The most common and straightforward version of String#gsub
takes two arguments: a string/regex to match and a string to substitute in its place. As we’ve seen, capture groups can be used to include the matched text in the substitutions, but because of the order of operations, there’s very little we can do with \1
itself.
failure = alice.gsub(/'([^']*)'/,'``\1\'\''.gsub(' ','|')
The naive approach above will fail and produce unchanged text because the gsub
will execute on the literal \1
rather than its expansion, find no spaces, and do nothing.
Luckily for us, there’s another form of gsub
that takes a match regex/string and a substitution block. What this form of gsub
does is finds a number of matches, hands them to the block to iterate over, and uses the output of each iteration for each substitution. We can’t use \1
anymore, but gsub
automatically provides its block with captured groups in variables that look like $1
. So to do what we were doing before, we’d write:
dbquotes = alice.gsub(/'([^']*)'/,') do
"``#{$1}\\"
end
This would produce the exact same output as before. But now we have the breathing room of a block and actual variables to work with, making our |
substitution simple.
dbquotes = alice.gsub(/'([^']*)'/) do
"``#{$1.gsub(' ','|')}''"
end
"Alice was beginning to get very tired of sitting by her sister on the bank, and of having nothing to do: once or twice she had peeped into the book her sister was reading, but it had no pictures or conversations in it, ``and|what|is|the|use|of|a|book,'' thought Alice ``without|pictures|or|conversations?''"

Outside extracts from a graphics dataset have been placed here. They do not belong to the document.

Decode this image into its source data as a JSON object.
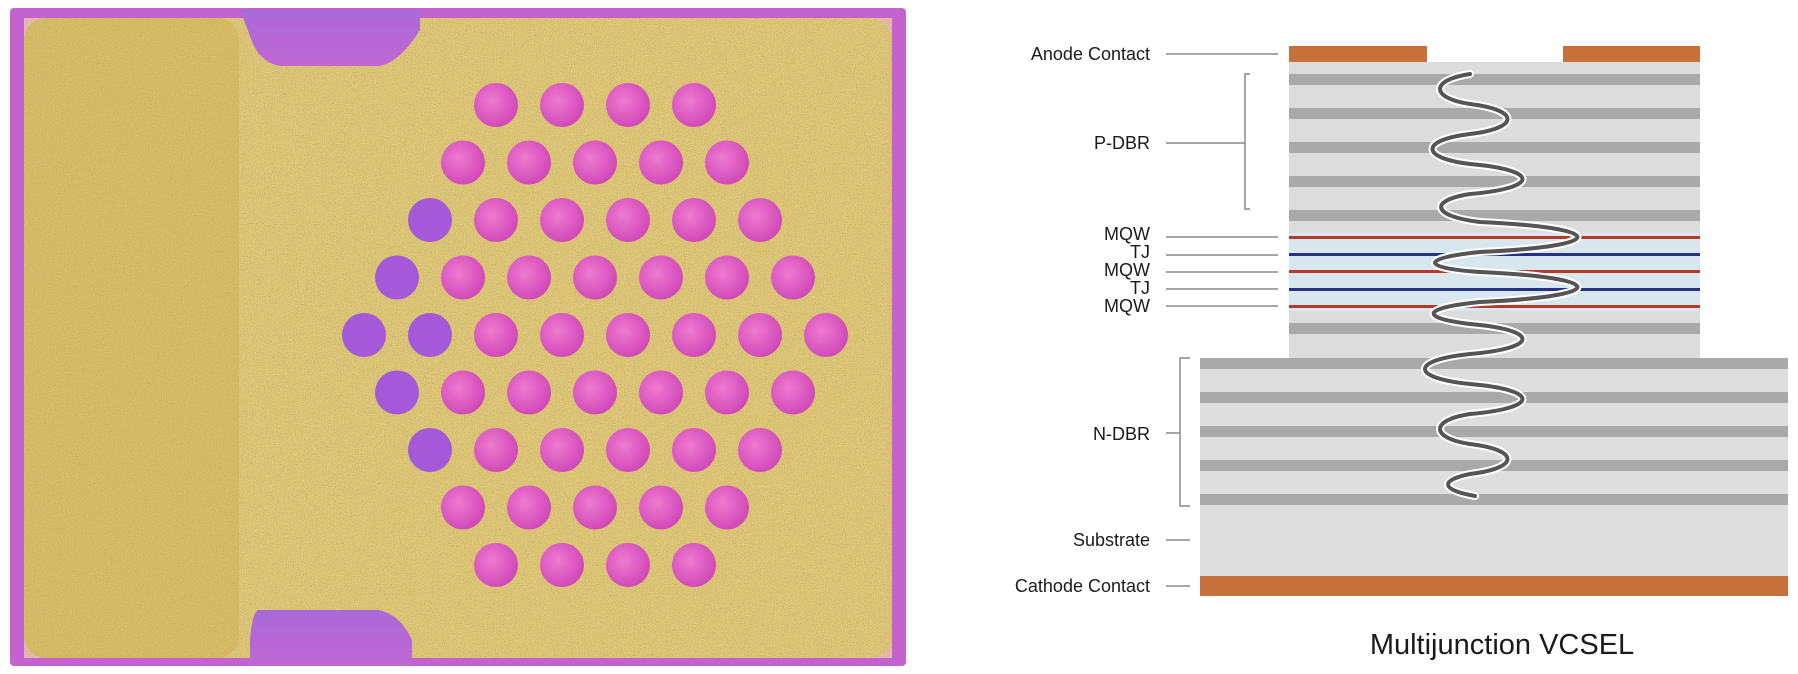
{
  "figure": {
    "photo_caption": "",
    "diagram_title": "Multijunction VCSEL",
    "colors": {
      "contact": "#c8703a",
      "dbr_light": "#dcdcdc",
      "dbr_dark": "#a9a9a9",
      "substrate": "#dedede",
      "mqw": "#b23a2a",
      "tj": "#2a2f86",
      "active_bg": "#d8e6ee",
      "wave": "#555555",
      "leader": "#888888"
    },
    "labels": {
      "anode_contact": "Anode Contact",
      "p_dbr": "P-DBR",
      "mqw_1": "MQW",
      "tj_1": "TJ",
      "mqw_2": "MQW",
      "tj_2": "TJ",
      "mqw_3": "MQW",
      "n_dbr": "N-DBR",
      "substrate": "Substrate",
      "cathode_contact": "Cathode Contact"
    },
    "emitter_array": {
      "row_counts": [
        4,
        5,
        6,
        7,
        8,
        7,
        6,
        5,
        4
      ],
      "emitter_color": "#e060c0",
      "die_color": "#b08a3a",
      "frame_color": "#c75fd0"
    }
  }
}
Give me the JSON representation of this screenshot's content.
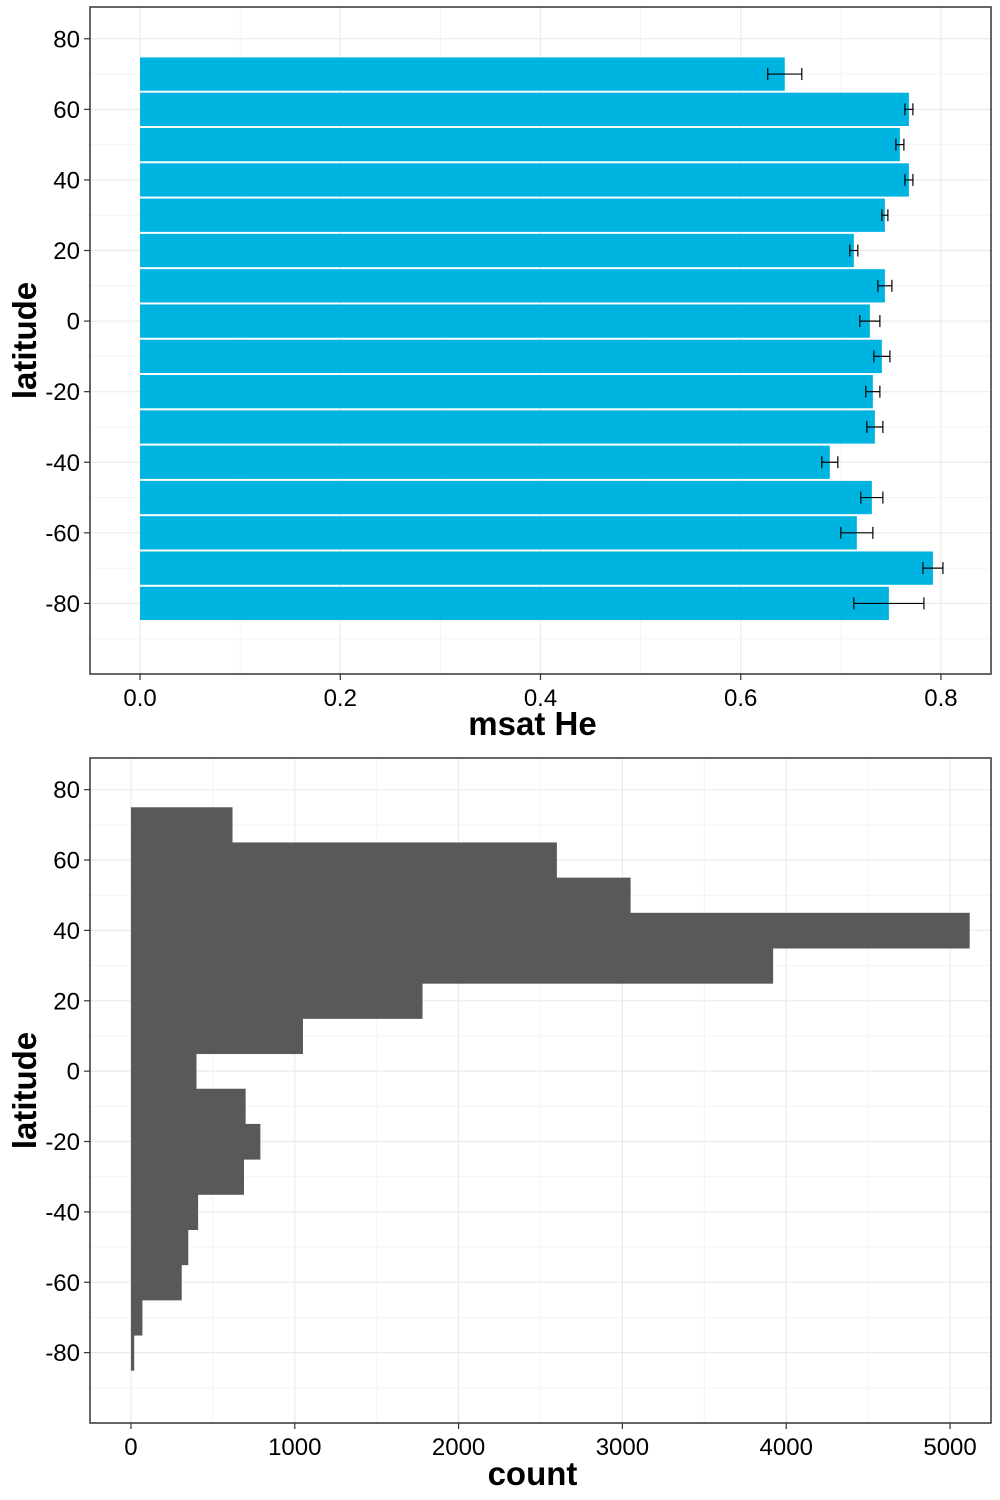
{
  "colors": {
    "bar_fill": "#00B4E2",
    "hist_fill": "#595959",
    "grid_major": "#EBEBEB",
    "grid_minor": "#F4F4F4",
    "panel_border": "#333333",
    "error_bar": "#000000"
  },
  "chart_data": [
    {
      "type": "bar",
      "orientation": "horizontal",
      "xlabel": "msat He",
      "ylabel": "latitude",
      "xlim": [
        -0.05,
        0.85
      ],
      "ylim": [
        -100,
        89
      ],
      "x_ticks": [
        0.0,
        0.2,
        0.4,
        0.6,
        0.8
      ],
      "x_tick_labels": [
        "0.0",
        "0.2",
        "0.4",
        "0.6",
        "0.8"
      ],
      "y_ticks": [
        80,
        60,
        40,
        20,
        0,
        -20,
        -40,
        -60,
        -80
      ],
      "y_tick_labels": [
        "80",
        "60",
        "40",
        "20",
        "0",
        "-20",
        "-40",
        "-60",
        "-80"
      ],
      "grid": true,
      "legend": "none",
      "bin_width": 10,
      "categories": [
        70,
        60,
        50,
        40,
        30,
        20,
        10,
        0,
        -10,
        -20,
        -30,
        -40,
        -50,
        -60,
        -70,
        -80
      ],
      "values": [
        0.644,
        0.768,
        0.759,
        0.768,
        0.744,
        0.713,
        0.744,
        0.729,
        0.741,
        0.732,
        0.734,
        0.689,
        0.731,
        0.716,
        0.792,
        0.748
      ],
      "error_low": [
        0.627,
        0.764,
        0.755,
        0.764,
        0.741,
        0.709,
        0.737,
        0.719,
        0.733,
        0.725,
        0.726,
        0.681,
        0.72,
        0.7,
        0.782,
        0.713
      ],
      "error_high": [
        0.661,
        0.772,
        0.763,
        0.772,
        0.747,
        0.717,
        0.751,
        0.739,
        0.749,
        0.739,
        0.742,
        0.697,
        0.742,
        0.732,
        0.802,
        0.783
      ]
    },
    {
      "type": "bar",
      "orientation": "horizontal",
      "xlabel": "count",
      "ylabel": "latitude",
      "xlim": [
        -250,
        5250
      ],
      "ylim": [
        -100,
        89
      ],
      "x_ticks": [
        0,
        1000,
        2000,
        3000,
        4000,
        5000
      ],
      "x_tick_labels": [
        "0",
        "1000",
        "2000",
        "3000",
        "4000",
        "5000"
      ],
      "y_ticks": [
        80,
        60,
        40,
        20,
        0,
        -20,
        -40,
        -60,
        -80
      ],
      "y_tick_labels": [
        "80",
        "60",
        "40",
        "20",
        "0",
        "-20",
        "-40",
        "-60",
        "-80"
      ],
      "grid": true,
      "legend": "none",
      "bin_width": 10,
      "categories": [
        70,
        60,
        50,
        40,
        30,
        20,
        10,
        0,
        -10,
        -20,
        -30,
        -40,
        -50,
        -60,
        -70,
        -80
      ],
      "values": [
        620,
        2600,
        3050,
        5120,
        3920,
        1780,
        1050,
        400,
        700,
        790,
        690,
        410,
        350,
        310,
        70,
        20
      ]
    }
  ]
}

From here, we can make whatever further alterations we want, and we’re not limited to mere substitutions.
dbquotes = alice.gsub(/'([^']*)'/) do
"``#{$1.reverse}''"
end
Alice was beginning to get very tired of sitting by her sister on the bank, and of having nothing to do: once or twice she had peeped into the book her sister was reading, but it had no pictures or conversations in it, ``,koob a fo esu eht si tahw dna'' thought Alice ``?snoitasrevnoc ro serutcip tuohtiw''
We can also use multiple groups if, say, we want to do something special with the first word of each thought.

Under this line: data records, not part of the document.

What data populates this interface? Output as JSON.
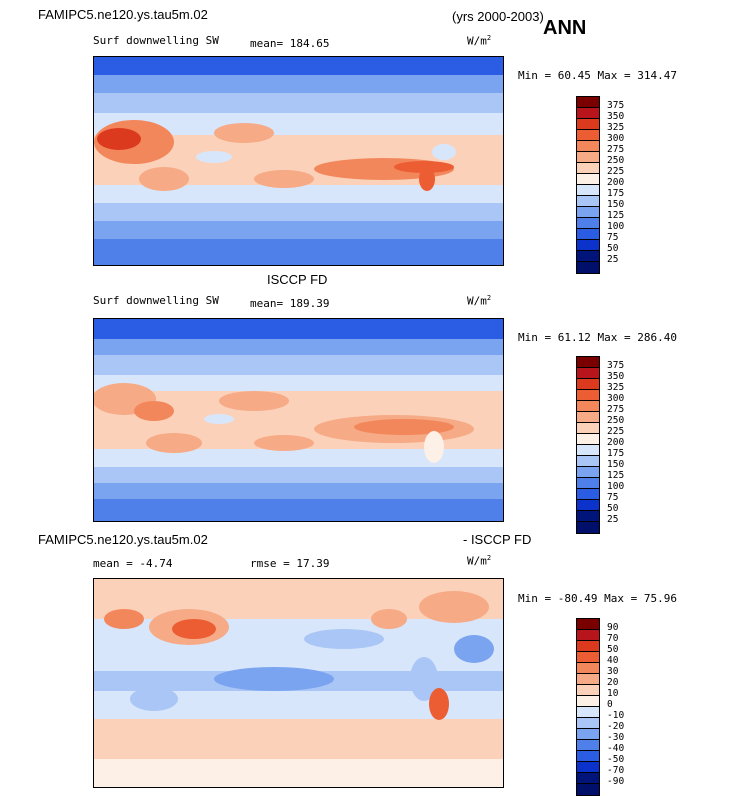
{
  "header": {
    "case_name": "FAMIPC5.ne120.ys.tau5m.02",
    "years": "(yrs 2000-2003)",
    "season": "ANN"
  },
  "panels": [
    {
      "id": "model",
      "title": "",
      "variable": "Surf downwelling SW",
      "stat": "mean= 184.65",
      "units": "W/m",
      "units_sup": "2",
      "minmax": "Min =  60.45 Max = 314.47",
      "colorbar_labels": [
        "375",
        "350",
        "325",
        "300",
        "275",
        "250",
        "225",
        "200",
        "175",
        "150",
        "125",
        "100",
        "75",
        "50",
        "25"
      ]
    },
    {
      "id": "obs",
      "title": "ISCCP FD",
      "variable": "Surf downwelling SW",
      "stat": "mean= 189.39",
      "units": "W/m",
      "units_sup": "2",
      "minmax": "Min =  61.12 Max = 286.40",
      "colorbar_labels": [
        "375",
        "350",
        "325",
        "300",
        "275",
        "250",
        "225",
        "200",
        "175",
        "150",
        "125",
        "100",
        "75",
        "50",
        "25"
      ]
    },
    {
      "id": "diff",
      "title_left": "FAMIPC5.ne120.ys.tau5m.02",
      "title_right": "- ISCCP FD",
      "mean": "mean =  -4.74",
      "rmse": "rmse =  17.39",
      "units": "W/m",
      "units_sup": "2",
      "minmax": "Min = -80.49 Max =  75.96",
      "colorbar_labels": [
        "90",
        "70",
        "50",
        "40",
        "30",
        "20",
        "10",
        "0",
        "-10",
        "-20",
        "-30",
        "-40",
        "-50",
        "-70",
        "-90"
      ]
    }
  ],
  "colors": {
    "abs_scale": [
      "#7a0000",
      "#b8141c",
      "#dc3a1e",
      "#ec5d33",
      "#f3875c",
      "#f6aa86",
      "#fbd2b9",
      "#fdf0e6",
      "#d8e6fb",
      "#a9c6f6",
      "#7aa4ef",
      "#4f80e9",
      "#2a5de3",
      "#0c32cc",
      "#00147a"
    ],
    "diff_scale": [
      "#7a0000",
      "#b8141c",
      "#dc3a1e",
      "#ec5d33",
      "#f3875c",
      "#f6aa86",
      "#fbd2b9",
      "#fdf0e6",
      "#d8e6fb",
      "#a9c6f6",
      "#7aa4ef",
      "#4f80e9",
      "#2a5de3",
      "#0c32cc",
      "#00147a"
    ]
  }
}
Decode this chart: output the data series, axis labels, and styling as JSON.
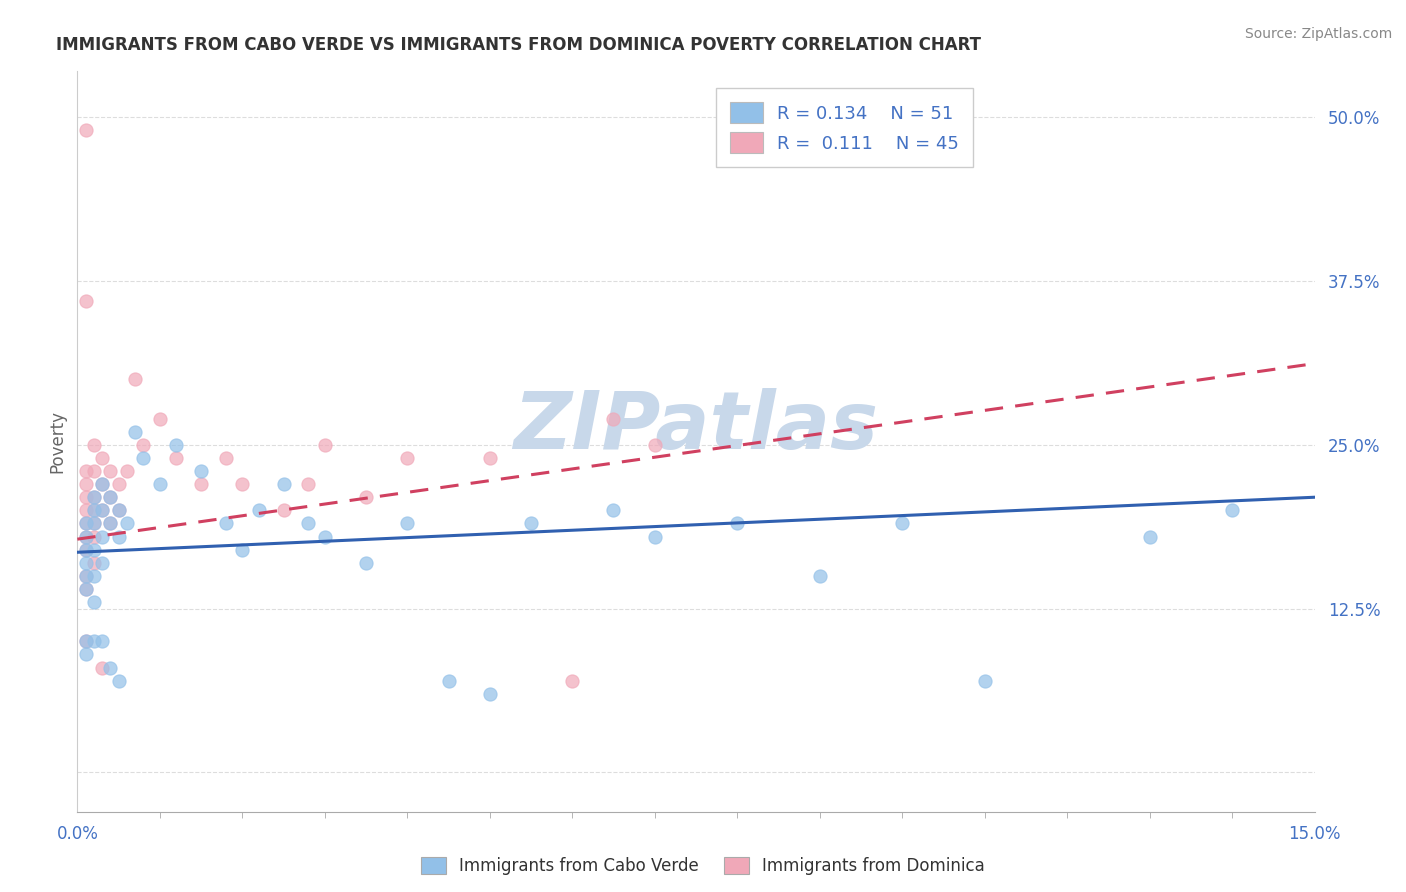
{
  "title": "IMMIGRANTS FROM CABO VERDE VS IMMIGRANTS FROM DOMINICA POVERTY CORRELATION CHART",
  "source": "Source: ZipAtlas.com",
  "ylabel": "Poverty",
  "yticks": [
    0.0,
    0.125,
    0.25,
    0.375,
    0.5
  ],
  "ytick_labels": [
    "",
    "12.5%",
    "25.0%",
    "37.5%",
    "50.0%"
  ],
  "xlim": [
    0.0,
    0.15
  ],
  "ylim": [
    -0.03,
    0.535
  ],
  "legend_R1": "0.134",
  "legend_N1": "51",
  "legend_R2": "0.111",
  "legend_N2": "45",
  "blue_color": "#92c0e8",
  "pink_color": "#f0a8b8",
  "blue_line_color": "#3060b0",
  "pink_line_color": "#d04060",
  "watermark": "ZIPatlas",
  "watermark_color": "#c8d8ea",
  "bg_color": "#ffffff",
  "grid_color": "#dddddd",
  "cabo_verde_x": [
    0.001,
    0.001,
    0.001,
    0.001,
    0.001,
    0.001,
    0.001,
    0.001,
    0.002,
    0.002,
    0.002,
    0.002,
    0.002,
    0.002,
    0.002,
    0.003,
    0.003,
    0.003,
    0.003,
    0.003,
    0.004,
    0.004,
    0.004,
    0.005,
    0.005,
    0.005,
    0.006,
    0.007,
    0.008,
    0.01,
    0.012,
    0.015,
    0.018,
    0.02,
    0.022,
    0.025,
    0.028,
    0.03,
    0.035,
    0.04,
    0.045,
    0.05,
    0.055,
    0.065,
    0.07,
    0.08,
    0.09,
    0.1,
    0.11,
    0.13,
    0.14
  ],
  "cabo_verde_y": [
    0.19,
    0.18,
    0.17,
    0.16,
    0.15,
    0.14,
    0.1,
    0.09,
    0.21,
    0.2,
    0.19,
    0.17,
    0.15,
    0.13,
    0.1,
    0.22,
    0.2,
    0.18,
    0.16,
    0.1,
    0.21,
    0.19,
    0.08,
    0.2,
    0.18,
    0.07,
    0.19,
    0.26,
    0.24,
    0.22,
    0.25,
    0.23,
    0.19,
    0.17,
    0.2,
    0.22,
    0.19,
    0.18,
    0.16,
    0.19,
    0.07,
    0.06,
    0.19,
    0.2,
    0.18,
    0.19,
    0.15,
    0.19,
    0.07,
    0.18,
    0.2
  ],
  "dominica_x": [
    0.001,
    0.001,
    0.001,
    0.001,
    0.001,
    0.001,
    0.001,
    0.001,
    0.001,
    0.001,
    0.001,
    0.002,
    0.002,
    0.002,
    0.002,
    0.002,
    0.002,
    0.002,
    0.003,
    0.003,
    0.003,
    0.003,
    0.004,
    0.004,
    0.004,
    0.005,
    0.005,
    0.006,
    0.007,
    0.008,
    0.01,
    0.012,
    0.015,
    0.018,
    0.02,
    0.025,
    0.028,
    0.03,
    0.035,
    0.04,
    0.05,
    0.06,
    0.065,
    0.07,
    0.001
  ],
  "dominica_y": [
    0.49,
    0.23,
    0.22,
    0.21,
    0.2,
    0.19,
    0.18,
    0.17,
    0.15,
    0.14,
    0.1,
    0.25,
    0.23,
    0.21,
    0.2,
    0.19,
    0.18,
    0.16,
    0.24,
    0.22,
    0.2,
    0.08,
    0.23,
    0.21,
    0.19,
    0.22,
    0.2,
    0.23,
    0.3,
    0.25,
    0.27,
    0.24,
    0.22,
    0.24,
    0.22,
    0.2,
    0.22,
    0.25,
    0.21,
    0.24,
    0.24,
    0.07,
    0.27,
    0.25,
    0.36
  ],
  "legend_label1": "Immigrants from Cabo Verde",
  "legend_label2": "Immigrants from Dominica"
}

dbquotes = alice.gsub(/'([^ ]*)([^']*)'/) do
"``#{$1.upper}:-#{$2.gsub(' ','|'}\\"
end
Alice was beginning to get very tired of sitting by her sister on the bank, and of having nothing to do: once or twice she had peeped into the book her sister was reading, but it had no pictures or conversations in it, ``AND:-|what|is|the|use|of|a|book,'' thought Alice ``WITHOUT:-|pictures|or|conversations?''
And it goes without saying that you can nest further inner substitutions to your heart’s content. If Alice’s thoughts contained (bracketed asides)
, we could use a second, inner String#gsub() {}
to pull those out and Title Case them, for example. Endless possibilities!